One of the biggest questions about Big Data is who owns it? You might say it is a Cloud that hangs over the subject matter.
The reason that the answer to the question of who owns Big Data is so important can be gauged by the economic value that is invested and stored in the subject matter. Any asset class that is worth trillions of dollars (as Big Data is) should, you would think, have a pretty clear root of title in legal terms. You would be wrong.
The recent case of Google Spain and Google Inc v Agencia Espanola de Proteccion de Datos ofMario Costeja Gonzalez decided by the Court of Justice of the European Union in May 2014, made it clear that an individual has the right to request the removal from an internet search engine of information which relates to that individual, and that the individual's right to data protection "will override the economic interest" (i.e. the property right) "of the operator of the search engine". There are exceptions set out in the judgment relating to the interest of the general public in having access to information where the individual has a role in public life but for the purposes of considering the ownership rights in the data we will not concern ourselves with this aspect of the judgment. The point which comes clearly out of the judgment is that the search engine's rights to process data about individuals is severely circumscribed by the individual's right to control the use of his own personal data. You might say there are competing economic interests in the same piece of personal information: the internet search engine has a right "in rem" (against the rest of the world) in connection with the investment it has made in the collection, arrangement and accessibility of its Big Data. The individual, on the other hand, has a right "in personam" to require the "in rem" rightholder to modify the contents of its Big Data insofar as the information relates to him. And the in personam right will usually trump the in remright.
In these circumstances it can be seen how tenuous the ownership rights of the Big Data rightholder turn out to be. It is intriguing how little control businesses have over what can be their most prized asset. An illustration of this phenomenon was given when Facebook sought to change the rules it applied for the use of the personal information of its users last year. There was an outcry from its user base which threatened to leave the site en masse. In other words, Facebook faced the evaporation of its Big Data and, potentially, its very existence. In the face of this threat, Facebook took the only rational course open to it and retreated on the proposed change to its usage policy.

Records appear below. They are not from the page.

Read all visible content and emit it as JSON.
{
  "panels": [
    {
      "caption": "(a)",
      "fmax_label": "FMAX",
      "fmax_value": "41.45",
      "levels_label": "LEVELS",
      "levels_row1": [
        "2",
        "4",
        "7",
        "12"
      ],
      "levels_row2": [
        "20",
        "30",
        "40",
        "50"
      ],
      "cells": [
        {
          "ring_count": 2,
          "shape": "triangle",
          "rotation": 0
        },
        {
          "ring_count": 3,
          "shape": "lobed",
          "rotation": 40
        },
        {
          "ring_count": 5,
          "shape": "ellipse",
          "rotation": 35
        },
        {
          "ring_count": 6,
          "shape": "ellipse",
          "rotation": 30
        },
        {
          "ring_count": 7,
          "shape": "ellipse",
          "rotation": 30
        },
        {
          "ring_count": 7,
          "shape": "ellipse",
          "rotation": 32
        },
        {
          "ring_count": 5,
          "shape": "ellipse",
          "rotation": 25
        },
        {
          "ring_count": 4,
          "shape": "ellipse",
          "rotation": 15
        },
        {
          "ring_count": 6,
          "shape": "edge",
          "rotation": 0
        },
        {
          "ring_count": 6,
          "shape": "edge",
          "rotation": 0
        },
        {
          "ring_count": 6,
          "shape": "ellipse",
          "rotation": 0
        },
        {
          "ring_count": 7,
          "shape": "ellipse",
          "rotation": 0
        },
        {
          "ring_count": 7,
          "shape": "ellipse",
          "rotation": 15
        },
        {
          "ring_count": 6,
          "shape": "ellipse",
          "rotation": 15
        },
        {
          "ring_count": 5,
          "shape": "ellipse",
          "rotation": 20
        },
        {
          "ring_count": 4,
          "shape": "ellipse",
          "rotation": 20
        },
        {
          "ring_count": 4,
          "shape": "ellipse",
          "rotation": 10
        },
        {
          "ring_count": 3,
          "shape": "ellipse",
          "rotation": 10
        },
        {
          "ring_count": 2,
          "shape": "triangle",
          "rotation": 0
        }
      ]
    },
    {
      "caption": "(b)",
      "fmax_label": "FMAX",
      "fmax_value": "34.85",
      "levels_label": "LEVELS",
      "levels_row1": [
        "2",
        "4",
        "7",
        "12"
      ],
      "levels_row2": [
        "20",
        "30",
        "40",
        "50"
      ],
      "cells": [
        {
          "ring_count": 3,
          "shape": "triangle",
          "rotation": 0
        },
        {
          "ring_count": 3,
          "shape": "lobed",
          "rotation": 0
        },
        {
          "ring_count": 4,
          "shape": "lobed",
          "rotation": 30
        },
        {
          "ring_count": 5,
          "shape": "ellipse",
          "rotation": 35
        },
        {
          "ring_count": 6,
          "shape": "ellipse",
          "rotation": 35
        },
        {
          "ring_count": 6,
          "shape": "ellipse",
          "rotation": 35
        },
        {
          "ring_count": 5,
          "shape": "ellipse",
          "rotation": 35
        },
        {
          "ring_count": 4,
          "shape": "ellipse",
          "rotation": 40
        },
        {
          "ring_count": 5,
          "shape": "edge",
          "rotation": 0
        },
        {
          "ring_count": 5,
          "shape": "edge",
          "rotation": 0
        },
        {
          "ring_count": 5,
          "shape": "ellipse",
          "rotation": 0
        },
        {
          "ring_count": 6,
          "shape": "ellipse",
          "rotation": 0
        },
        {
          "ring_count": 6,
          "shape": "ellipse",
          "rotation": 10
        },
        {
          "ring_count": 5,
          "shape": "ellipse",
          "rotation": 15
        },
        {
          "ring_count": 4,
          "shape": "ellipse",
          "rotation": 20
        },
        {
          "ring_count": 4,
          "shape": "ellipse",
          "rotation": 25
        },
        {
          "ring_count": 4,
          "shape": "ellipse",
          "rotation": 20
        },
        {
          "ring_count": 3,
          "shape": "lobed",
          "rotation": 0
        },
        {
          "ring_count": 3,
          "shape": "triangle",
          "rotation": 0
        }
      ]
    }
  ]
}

The law which underpins the above analysis is to be found in two European Directives from the 1990s: the Data Protection Directive 95/46 and the Database Directive 96/9. The latter makes clear in its Article 13 that the "sui generis right" envisaged by the Directive will not prejudice other rights such as copyright, data protection and privacy. Partly because these are still relatively recent legal developments, but mostly because they are just regional in their application and so have not had to be considered in any great depth in the main engine room of Big Data, the USA, the ramifications of the dichotomy in the proprietorship model of Big Data have yet to be fully explored.